The oldest rotunda found near St. Peter’s Basilica was transformed into the Chapel of St. Andrew and decorated with a baldachin made of silver. The pope added three small chapels to the baptistery which was located there, dedicated to the Holy Cross, St. John the Evangelist and St. John the Baptist. The similarity between these chapels and analogous chapels built by the previous pope, Hilarius, around the Baptistery of San Giovanni in Laterano, cannot remain unnoticed. Thus, Symmachus created a complex alternative to the Lateran one. He also did not forget about St. Peter’s Basilica, which he had covered in marble, while its atrium was properly arranged and adorned with porticos, decorated with mosaics and marbles. In the center a fountain was placed, while an additional element nobilitating this place was the stairs enlarged with side tracts. Next to them the pope created two structures which served only him, the so-called Episcopia, meaning the bishop’s residence, which became the de facto foundation for the future Apostolic Palace, which in subsequent centuries would grow in stature to become the true papal residence. At Symmachus’s imitative the Church of San Pancrazio (Basilica of St. Pancracius Outside the Walls) was built on Janiculum Hill, along with accompanying buildings designated for pilgrims which had gathered there.

 

     

It was not until the year 506 that the situation in Rome calmed down. Theodoric was able to convince Lawrence to leave the city, while Symmachus gained all authority.

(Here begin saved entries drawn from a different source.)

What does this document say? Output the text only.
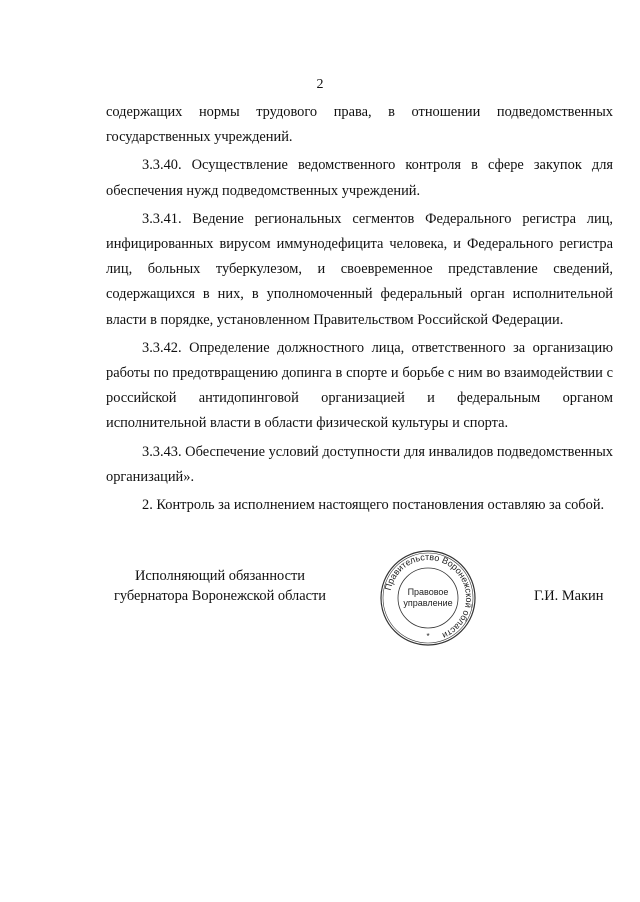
2

содержащих нормы трудового права, в отношении подведомственных государственных учреждений.

3.3.40. Осуществление ведомственного контроля в сфере закупок для обеспечения нужд подведомственных учреждений.

3.3.41. Ведение региональных сегментов Федерального регистра лиц, инфицированных вирусом иммунодефицита человека, и Федерального регистра лиц, больных туберкулезом, и своевременное представление сведений, содержащихся в них, в уполномоченный федеральный орган исполнительной власти в порядке, установленном Правительством Российской Федерации.

3.3.42. Определение должностного лица, ответственного за организацию работы по предотвращению допинга в спорте и борьбе с ним во взаимодействии с российской антидопинговой организацией и федеральным органом исполнительной власти в области физической культуры и спорта.

3.3.43. Обеспечение условий доступности для инвалидов подведомственных организаций».

2. Контроль за исполнением настоящего постановления оставляю за собой.

Исполняющий обязанности
губернатора Воронежской области
Правительство Воронежской области
Правовое
управление
*
Г.И. Макин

After the death of Symmachus, the following pope, Felix IV was chosen to a large extent by Theodoric the Great himself, who in this way wanted to prevent another papal diarchy.

In the Church documents from that time (Liber Pontificalis) there ae 28 titulae mentioned, meaning first titular churches situated in numerous points across Rome, mainly in densely populated and poor areas. Their patrons were generally martyrs connected with the city (e.g. St. Prisca, St. Sabina, St. Agnes, St. Pudenziana, St. Cecilia). At that time seven important pilgrim churches had also existed (San Pietro in Vaticano, San Paolo fuori le mura, San Lorenzo fuori le mura, San Sebastiano al catacombe, Santa Croce, San Giovanni in Laterano, Santa Maria Maggiore).